Decomposer fungi play a fundamental role in terrestrial ecosystem dynamics. In the southwestern United States, climate change is causing more frequent and severe droughts, which may alter fungal community composition and activity. Investigating relationships between fungal traits may improve the prediction of fungal responses to drought. In this dual field and laboratory experiment, we examine whether trade-offs occur between traits associated with drought. Specifically, we test the hypothesis that fungi sort into lifestyles specializing in growth yield, resource acquisition, and drought stress tolerance (“YAS” framework).
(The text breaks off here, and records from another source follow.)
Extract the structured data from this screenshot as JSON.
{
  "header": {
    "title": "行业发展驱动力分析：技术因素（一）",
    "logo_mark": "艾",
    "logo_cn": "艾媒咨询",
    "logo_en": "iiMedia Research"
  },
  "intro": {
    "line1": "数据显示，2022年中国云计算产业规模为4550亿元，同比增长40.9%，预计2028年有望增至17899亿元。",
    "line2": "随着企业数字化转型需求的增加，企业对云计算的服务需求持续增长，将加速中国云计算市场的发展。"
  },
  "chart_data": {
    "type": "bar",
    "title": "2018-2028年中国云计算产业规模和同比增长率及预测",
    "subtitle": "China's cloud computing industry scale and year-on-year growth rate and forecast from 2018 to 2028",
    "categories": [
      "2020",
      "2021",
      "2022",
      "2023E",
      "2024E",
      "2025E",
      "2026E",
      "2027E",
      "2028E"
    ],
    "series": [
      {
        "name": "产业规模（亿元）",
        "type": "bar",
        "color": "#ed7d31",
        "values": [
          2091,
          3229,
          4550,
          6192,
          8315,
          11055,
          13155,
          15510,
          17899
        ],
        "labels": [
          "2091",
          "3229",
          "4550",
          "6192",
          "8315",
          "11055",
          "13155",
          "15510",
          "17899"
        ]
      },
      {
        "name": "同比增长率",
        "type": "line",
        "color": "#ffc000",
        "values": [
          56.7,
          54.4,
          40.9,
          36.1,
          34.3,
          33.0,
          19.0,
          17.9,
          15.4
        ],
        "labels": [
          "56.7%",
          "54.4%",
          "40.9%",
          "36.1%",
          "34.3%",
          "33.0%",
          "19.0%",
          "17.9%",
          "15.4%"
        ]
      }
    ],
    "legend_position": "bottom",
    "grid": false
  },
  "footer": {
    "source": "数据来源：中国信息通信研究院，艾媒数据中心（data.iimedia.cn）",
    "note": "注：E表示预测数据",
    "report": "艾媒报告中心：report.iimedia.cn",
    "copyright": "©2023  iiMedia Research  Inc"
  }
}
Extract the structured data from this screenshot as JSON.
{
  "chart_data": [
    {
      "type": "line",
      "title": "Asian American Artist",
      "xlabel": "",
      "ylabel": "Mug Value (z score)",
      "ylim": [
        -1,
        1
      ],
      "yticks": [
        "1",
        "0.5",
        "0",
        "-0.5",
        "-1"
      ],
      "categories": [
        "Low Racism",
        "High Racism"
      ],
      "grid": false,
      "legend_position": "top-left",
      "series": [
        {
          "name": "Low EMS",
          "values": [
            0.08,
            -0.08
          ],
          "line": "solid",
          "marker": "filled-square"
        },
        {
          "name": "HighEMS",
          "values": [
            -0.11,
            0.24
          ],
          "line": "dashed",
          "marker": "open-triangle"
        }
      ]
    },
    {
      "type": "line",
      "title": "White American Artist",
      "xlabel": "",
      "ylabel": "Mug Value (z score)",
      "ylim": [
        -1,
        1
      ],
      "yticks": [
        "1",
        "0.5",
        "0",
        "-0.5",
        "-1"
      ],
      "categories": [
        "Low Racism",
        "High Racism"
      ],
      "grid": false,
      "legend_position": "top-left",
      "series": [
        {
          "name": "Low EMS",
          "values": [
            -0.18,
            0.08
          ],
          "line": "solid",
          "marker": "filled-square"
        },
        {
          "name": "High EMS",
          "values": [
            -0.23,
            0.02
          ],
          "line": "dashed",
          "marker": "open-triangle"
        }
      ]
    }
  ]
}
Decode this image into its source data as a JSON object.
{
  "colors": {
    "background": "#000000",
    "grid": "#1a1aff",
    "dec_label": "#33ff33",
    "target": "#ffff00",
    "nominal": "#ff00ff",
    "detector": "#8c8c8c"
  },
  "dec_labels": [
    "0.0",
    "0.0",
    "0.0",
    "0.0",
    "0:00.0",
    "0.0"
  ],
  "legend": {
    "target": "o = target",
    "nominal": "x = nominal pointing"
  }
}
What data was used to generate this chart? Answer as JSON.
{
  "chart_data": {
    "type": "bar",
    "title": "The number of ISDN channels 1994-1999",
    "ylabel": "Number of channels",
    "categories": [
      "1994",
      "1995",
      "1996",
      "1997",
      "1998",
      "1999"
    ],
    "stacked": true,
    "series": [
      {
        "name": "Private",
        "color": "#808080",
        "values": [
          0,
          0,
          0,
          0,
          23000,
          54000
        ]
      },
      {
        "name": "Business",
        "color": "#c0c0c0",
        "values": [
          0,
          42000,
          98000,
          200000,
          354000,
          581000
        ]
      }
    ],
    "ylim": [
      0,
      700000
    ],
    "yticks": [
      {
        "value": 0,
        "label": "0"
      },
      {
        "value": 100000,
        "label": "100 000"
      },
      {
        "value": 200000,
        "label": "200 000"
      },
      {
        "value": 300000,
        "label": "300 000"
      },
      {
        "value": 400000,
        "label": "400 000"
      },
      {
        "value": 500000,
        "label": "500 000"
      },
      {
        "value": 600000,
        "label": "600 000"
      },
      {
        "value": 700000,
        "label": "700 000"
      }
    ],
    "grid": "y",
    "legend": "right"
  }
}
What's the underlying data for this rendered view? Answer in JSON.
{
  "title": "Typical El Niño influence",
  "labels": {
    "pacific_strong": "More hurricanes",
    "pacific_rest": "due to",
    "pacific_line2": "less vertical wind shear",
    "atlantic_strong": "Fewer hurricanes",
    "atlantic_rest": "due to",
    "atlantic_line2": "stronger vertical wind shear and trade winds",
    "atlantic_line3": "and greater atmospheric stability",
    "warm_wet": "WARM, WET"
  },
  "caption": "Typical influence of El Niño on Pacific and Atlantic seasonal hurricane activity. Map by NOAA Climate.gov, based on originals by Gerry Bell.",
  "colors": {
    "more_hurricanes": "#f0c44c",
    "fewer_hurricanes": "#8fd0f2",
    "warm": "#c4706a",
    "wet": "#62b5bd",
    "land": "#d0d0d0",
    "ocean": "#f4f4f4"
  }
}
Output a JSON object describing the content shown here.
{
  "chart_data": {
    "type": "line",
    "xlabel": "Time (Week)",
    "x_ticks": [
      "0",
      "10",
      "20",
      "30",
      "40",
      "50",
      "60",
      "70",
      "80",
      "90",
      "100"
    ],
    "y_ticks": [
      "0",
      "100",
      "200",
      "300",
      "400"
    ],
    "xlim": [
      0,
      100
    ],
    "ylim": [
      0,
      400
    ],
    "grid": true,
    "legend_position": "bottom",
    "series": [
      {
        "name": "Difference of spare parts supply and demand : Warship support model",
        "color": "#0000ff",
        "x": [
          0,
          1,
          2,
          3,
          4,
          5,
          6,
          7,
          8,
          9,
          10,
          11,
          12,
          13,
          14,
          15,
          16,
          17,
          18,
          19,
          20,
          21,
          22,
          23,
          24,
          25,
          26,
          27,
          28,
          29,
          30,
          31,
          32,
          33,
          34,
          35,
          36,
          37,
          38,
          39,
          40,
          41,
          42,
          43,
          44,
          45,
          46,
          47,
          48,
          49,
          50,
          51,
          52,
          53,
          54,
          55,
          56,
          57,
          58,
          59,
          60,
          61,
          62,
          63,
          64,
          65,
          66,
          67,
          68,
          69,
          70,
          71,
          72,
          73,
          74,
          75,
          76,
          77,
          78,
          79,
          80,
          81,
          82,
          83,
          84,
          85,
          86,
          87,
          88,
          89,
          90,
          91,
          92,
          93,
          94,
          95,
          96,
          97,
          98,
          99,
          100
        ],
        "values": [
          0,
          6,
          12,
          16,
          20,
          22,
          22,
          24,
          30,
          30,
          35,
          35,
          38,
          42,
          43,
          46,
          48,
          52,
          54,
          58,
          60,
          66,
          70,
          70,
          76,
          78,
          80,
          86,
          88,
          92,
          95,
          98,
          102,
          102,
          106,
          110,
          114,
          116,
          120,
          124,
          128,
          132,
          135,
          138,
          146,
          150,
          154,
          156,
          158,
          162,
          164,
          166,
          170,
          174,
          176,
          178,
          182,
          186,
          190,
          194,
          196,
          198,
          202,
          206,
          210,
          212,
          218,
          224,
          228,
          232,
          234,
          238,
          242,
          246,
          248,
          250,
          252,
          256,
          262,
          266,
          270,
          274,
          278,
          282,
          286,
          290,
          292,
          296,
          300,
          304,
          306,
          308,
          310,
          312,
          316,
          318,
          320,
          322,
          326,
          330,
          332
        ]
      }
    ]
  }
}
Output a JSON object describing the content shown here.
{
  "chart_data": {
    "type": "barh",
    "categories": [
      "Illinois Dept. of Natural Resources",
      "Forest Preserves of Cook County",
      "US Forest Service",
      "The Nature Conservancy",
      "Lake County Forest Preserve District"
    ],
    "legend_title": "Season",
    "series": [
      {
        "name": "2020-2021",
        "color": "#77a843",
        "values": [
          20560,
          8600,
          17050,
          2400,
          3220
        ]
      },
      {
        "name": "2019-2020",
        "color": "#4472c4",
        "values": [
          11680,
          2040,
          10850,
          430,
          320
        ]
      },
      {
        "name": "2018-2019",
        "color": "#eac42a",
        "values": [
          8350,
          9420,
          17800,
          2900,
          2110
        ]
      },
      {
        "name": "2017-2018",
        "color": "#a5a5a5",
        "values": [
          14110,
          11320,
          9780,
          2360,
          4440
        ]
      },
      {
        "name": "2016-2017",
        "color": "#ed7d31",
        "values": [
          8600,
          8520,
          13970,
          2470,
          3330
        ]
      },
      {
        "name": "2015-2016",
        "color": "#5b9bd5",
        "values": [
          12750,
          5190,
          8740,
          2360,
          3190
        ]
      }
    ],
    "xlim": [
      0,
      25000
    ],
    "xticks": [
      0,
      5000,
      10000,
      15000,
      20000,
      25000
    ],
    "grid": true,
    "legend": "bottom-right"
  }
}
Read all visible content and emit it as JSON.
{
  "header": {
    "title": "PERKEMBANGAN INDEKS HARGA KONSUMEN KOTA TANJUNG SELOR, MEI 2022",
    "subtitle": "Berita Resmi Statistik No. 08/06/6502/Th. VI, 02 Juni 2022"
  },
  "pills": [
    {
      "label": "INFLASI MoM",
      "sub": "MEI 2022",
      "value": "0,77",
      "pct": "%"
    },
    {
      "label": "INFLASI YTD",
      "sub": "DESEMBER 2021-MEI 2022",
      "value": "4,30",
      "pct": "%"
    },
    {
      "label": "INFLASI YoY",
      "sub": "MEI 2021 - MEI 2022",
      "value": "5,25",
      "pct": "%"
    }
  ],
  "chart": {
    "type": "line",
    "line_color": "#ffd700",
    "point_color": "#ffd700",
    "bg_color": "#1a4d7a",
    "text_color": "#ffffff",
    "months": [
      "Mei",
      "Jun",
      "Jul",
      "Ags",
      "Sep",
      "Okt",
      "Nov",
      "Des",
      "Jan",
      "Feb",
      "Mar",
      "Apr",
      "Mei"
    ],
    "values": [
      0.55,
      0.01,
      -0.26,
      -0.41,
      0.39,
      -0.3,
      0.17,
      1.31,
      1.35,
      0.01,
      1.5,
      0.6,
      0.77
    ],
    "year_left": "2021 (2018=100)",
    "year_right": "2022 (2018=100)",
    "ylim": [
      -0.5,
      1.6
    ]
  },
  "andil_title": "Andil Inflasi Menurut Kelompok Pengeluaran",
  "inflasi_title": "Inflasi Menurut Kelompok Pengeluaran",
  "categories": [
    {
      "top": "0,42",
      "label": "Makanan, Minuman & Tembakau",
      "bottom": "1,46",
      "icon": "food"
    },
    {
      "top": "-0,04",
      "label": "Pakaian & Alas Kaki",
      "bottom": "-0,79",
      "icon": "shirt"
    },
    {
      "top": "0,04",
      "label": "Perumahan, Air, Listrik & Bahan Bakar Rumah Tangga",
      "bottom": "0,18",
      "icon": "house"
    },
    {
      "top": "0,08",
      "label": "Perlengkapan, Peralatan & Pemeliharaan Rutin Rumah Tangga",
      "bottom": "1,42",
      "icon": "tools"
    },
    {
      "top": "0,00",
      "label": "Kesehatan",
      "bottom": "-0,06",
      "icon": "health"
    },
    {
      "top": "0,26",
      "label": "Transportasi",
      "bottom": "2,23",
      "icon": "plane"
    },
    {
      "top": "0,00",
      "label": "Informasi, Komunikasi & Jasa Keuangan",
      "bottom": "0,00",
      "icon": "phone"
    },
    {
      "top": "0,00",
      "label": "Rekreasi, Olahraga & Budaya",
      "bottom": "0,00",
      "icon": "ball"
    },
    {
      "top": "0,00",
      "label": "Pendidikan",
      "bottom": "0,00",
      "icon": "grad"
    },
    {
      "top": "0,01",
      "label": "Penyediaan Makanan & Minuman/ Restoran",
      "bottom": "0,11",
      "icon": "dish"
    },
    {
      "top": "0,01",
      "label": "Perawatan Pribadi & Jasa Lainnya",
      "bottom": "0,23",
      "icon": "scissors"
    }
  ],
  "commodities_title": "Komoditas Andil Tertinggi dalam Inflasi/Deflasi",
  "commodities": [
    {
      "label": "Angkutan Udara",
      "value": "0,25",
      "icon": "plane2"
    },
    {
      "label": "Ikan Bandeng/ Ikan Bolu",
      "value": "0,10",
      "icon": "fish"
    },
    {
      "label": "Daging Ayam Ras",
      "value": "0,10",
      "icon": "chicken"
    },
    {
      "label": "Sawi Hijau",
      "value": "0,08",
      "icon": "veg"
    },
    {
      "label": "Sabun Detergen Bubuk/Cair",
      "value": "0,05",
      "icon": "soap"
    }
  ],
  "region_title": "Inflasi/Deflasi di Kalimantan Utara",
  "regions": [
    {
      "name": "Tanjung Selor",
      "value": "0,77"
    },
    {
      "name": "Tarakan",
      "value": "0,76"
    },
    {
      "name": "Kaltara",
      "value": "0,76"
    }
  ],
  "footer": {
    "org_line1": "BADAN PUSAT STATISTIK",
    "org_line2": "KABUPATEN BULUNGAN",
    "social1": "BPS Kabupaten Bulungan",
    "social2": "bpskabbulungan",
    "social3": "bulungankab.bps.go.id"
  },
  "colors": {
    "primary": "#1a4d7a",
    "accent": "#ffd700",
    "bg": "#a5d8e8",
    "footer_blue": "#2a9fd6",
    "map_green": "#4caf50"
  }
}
For the field experiment, we constructed microbial “cages” containing sterilized litter and 1 of 10 fungal isolates. These cages were placed in long-term drought and control plots in a southern Californian grassland for 6 and 12 months. We measured fungal hyphal length per unit litter mass loss for growth yield, the potential activities of four extracellular enzymes for resource acquisition, and the ability to grow in the drought versus control plots for drought stress tolerance. We compared these results with a laboratory microcosm experiment constructed with the same fungal isolates and that measured the same fungal traits. The field experiment corroborated our laboratory results, in that no trade-offs were observed between growth yield and resource acquisition traits. However, in contrast to the laboratory experiment, drought tolerance was negatively related to extracellular enzyme activity and growth yield in the field, implying a trade-off. Despite this observed trade-off in the field, growth yield was not hindered by drought. We propose a modification to the YAS framework, by combining the growth yield and resource acquisition lifestyles, which may be more appropriate for this arid system. This joint laboratory and field approach contextualizes a theoretical framework in microbial ecology and improves understanding of fungal community response to climate change.